LIFE AND DEATH ON THE EDGE: THE BIODIVERSITY, PALEOECOLOGY, AND TAPHONOMY OF ROCKY INTERTIDAL INVERTEBRATES
The quality of the fossil record, taphonomy, and biodiversity of rocky intertidal habitats are documented from the Cenozoic of western North America. Museum collection data and a review of the literature are used to quantify the deep-time record of these habitats. A case study in which the late Pleistocene record is compared with known biodiversity of the modern Palos Verdes Peninsula of California incorporates both field paleontology and extensive modern ecological data.
The Cenozoic molluscan fossil record of western North America is characterized by depauperate rocky shore diversity through most of the Paleogene and Neogene.
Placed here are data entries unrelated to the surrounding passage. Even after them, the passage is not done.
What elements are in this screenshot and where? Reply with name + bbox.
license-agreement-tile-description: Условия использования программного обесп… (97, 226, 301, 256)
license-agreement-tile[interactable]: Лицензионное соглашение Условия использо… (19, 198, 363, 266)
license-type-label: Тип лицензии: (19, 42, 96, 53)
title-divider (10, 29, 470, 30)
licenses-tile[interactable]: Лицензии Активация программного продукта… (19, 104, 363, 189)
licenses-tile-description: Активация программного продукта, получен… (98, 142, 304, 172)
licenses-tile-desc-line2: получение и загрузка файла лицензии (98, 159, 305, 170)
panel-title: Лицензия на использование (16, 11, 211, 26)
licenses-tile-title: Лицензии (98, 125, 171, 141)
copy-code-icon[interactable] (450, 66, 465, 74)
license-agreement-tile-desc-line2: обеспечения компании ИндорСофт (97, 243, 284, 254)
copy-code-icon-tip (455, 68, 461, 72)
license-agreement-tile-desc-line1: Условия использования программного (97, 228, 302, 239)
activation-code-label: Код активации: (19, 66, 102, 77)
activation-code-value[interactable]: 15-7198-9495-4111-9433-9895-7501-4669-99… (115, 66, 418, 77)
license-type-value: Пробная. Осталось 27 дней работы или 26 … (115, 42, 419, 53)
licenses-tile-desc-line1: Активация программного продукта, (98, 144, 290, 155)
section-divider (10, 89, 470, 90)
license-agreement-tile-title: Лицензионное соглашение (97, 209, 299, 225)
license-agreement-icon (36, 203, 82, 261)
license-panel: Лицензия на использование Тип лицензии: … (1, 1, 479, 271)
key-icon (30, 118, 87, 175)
Diversity rises significantly in the Pliocene (~200 spp.) as rock volume of nearshore facies increases, and again the Quaternary (~300 spp.) as coastal environments are influenced by eustatic sea level fluctuations. Fewer than 50 extant shelled molluscan species reported from the rocky intertidal of western North America lack a fossil record, owing to factors such as ecological rarity, geographic restriction, and small body size.
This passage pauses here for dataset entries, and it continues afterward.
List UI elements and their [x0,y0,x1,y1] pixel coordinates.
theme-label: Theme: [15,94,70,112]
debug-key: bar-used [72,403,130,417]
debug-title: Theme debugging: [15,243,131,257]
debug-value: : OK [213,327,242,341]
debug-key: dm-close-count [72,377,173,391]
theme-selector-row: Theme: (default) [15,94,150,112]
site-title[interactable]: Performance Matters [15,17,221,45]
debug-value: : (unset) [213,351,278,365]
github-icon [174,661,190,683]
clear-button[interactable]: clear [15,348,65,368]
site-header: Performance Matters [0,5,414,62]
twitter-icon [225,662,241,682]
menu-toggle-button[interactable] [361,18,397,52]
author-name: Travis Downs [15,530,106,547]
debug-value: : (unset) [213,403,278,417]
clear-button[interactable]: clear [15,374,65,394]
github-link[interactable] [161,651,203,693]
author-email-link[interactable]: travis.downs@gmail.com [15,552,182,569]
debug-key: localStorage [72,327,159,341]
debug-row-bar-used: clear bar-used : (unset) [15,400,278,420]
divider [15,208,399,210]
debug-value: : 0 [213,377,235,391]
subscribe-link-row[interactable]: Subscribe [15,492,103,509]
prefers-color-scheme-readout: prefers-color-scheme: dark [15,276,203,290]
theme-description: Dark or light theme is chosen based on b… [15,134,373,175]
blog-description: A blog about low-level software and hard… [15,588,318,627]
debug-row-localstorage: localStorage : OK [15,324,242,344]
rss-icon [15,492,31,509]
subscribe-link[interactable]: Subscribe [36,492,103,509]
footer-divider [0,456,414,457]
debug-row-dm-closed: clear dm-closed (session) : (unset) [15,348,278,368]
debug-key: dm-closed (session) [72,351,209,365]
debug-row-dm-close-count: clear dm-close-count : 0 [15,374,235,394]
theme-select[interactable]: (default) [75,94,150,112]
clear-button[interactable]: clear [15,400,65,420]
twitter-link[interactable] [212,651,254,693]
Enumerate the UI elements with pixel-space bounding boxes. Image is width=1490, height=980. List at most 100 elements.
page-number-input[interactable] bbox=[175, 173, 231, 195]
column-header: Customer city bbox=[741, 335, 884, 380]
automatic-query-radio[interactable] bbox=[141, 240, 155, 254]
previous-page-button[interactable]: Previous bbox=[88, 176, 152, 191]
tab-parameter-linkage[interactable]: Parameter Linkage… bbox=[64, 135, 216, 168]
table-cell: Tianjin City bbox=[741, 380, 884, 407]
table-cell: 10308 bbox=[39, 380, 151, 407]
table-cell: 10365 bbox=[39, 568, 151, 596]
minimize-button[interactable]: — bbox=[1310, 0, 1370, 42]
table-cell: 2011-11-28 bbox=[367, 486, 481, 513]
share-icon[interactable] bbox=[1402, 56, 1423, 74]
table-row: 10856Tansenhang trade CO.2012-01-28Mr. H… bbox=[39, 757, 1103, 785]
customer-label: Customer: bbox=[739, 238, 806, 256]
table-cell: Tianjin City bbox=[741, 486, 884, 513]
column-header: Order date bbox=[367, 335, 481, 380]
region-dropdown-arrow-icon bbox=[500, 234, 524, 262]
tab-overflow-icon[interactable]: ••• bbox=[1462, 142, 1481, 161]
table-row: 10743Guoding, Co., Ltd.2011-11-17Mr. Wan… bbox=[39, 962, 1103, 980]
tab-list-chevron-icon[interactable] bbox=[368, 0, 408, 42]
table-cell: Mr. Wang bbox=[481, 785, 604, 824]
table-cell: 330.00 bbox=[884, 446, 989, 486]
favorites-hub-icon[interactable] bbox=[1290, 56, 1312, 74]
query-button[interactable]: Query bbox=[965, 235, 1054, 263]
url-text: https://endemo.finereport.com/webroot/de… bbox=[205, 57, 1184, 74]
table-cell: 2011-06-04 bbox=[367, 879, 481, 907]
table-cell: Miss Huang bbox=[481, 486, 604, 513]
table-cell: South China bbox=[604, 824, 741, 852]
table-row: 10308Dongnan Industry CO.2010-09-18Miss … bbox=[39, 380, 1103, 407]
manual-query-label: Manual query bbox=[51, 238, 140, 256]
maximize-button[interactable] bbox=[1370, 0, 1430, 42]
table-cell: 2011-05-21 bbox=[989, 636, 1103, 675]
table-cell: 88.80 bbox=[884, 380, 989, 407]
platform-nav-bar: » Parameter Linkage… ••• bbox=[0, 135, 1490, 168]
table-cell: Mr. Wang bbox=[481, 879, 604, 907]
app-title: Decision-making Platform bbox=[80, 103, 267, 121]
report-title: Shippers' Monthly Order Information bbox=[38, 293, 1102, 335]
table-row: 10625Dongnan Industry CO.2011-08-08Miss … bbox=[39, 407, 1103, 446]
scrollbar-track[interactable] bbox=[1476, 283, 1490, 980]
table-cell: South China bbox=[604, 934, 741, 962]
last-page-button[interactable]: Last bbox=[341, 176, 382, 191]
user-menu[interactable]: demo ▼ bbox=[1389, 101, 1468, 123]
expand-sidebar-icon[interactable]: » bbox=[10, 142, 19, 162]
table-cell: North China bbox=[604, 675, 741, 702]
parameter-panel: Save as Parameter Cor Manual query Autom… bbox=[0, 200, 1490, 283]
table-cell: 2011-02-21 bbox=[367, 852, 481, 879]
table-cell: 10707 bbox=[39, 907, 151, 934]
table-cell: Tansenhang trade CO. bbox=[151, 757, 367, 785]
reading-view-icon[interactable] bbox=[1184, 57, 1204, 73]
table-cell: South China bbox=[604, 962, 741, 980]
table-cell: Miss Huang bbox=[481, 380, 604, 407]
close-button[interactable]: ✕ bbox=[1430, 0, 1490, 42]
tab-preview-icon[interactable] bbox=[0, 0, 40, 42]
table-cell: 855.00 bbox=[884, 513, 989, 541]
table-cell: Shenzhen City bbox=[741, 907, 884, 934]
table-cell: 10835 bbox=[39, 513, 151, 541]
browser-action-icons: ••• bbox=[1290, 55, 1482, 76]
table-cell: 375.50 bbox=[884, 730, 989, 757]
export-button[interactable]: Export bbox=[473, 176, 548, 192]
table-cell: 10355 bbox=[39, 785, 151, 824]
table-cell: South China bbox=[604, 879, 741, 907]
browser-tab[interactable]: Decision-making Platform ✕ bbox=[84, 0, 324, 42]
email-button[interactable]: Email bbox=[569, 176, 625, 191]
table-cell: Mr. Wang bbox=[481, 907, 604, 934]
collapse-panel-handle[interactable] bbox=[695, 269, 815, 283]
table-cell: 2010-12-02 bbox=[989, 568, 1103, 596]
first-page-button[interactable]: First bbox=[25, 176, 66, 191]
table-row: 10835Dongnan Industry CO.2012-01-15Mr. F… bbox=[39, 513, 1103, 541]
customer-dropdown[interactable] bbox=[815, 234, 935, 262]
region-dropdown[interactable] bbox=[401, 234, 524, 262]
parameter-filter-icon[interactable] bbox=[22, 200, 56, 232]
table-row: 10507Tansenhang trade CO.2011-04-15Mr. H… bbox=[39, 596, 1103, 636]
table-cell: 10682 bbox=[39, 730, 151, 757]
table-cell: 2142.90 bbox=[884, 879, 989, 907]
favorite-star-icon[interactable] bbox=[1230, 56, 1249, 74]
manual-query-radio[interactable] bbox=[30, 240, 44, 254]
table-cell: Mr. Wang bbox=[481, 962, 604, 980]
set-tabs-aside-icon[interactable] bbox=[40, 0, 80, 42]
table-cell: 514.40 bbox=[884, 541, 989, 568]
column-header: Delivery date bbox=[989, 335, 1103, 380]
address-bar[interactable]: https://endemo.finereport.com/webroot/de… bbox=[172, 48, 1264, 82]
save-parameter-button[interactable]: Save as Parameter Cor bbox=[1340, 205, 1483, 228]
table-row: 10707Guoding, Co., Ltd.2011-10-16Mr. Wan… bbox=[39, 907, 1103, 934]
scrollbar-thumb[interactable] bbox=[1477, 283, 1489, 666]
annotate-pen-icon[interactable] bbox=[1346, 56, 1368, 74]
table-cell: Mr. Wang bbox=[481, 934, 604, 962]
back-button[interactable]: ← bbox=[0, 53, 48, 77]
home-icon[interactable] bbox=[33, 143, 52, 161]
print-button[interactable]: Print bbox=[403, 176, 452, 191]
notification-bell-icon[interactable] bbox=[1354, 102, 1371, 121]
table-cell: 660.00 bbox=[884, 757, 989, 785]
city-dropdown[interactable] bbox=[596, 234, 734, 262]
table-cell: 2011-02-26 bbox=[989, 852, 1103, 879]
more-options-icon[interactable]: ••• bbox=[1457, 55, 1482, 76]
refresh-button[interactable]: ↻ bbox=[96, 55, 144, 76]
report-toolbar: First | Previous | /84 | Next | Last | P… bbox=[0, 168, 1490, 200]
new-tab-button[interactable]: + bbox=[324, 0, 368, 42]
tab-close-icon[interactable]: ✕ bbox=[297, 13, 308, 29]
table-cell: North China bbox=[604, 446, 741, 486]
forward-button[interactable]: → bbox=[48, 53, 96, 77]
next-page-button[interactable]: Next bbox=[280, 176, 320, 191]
The modern rocky intertidal of the Palos Verdes Peninsula provides broader insight into the overall completeness and quality of the Quaternary fossil record. Of the more than 700 extant species of diverse marine invertebrates and algae reported from this well sampled region, only bivalves, gastropods, and chitons have a relatively complete fossil record. Arthropoda, Cnidaria, Bryozoa, and Echinodermata are poorly represented, while other invertebrate and algal phyla lack a fossil record entirely.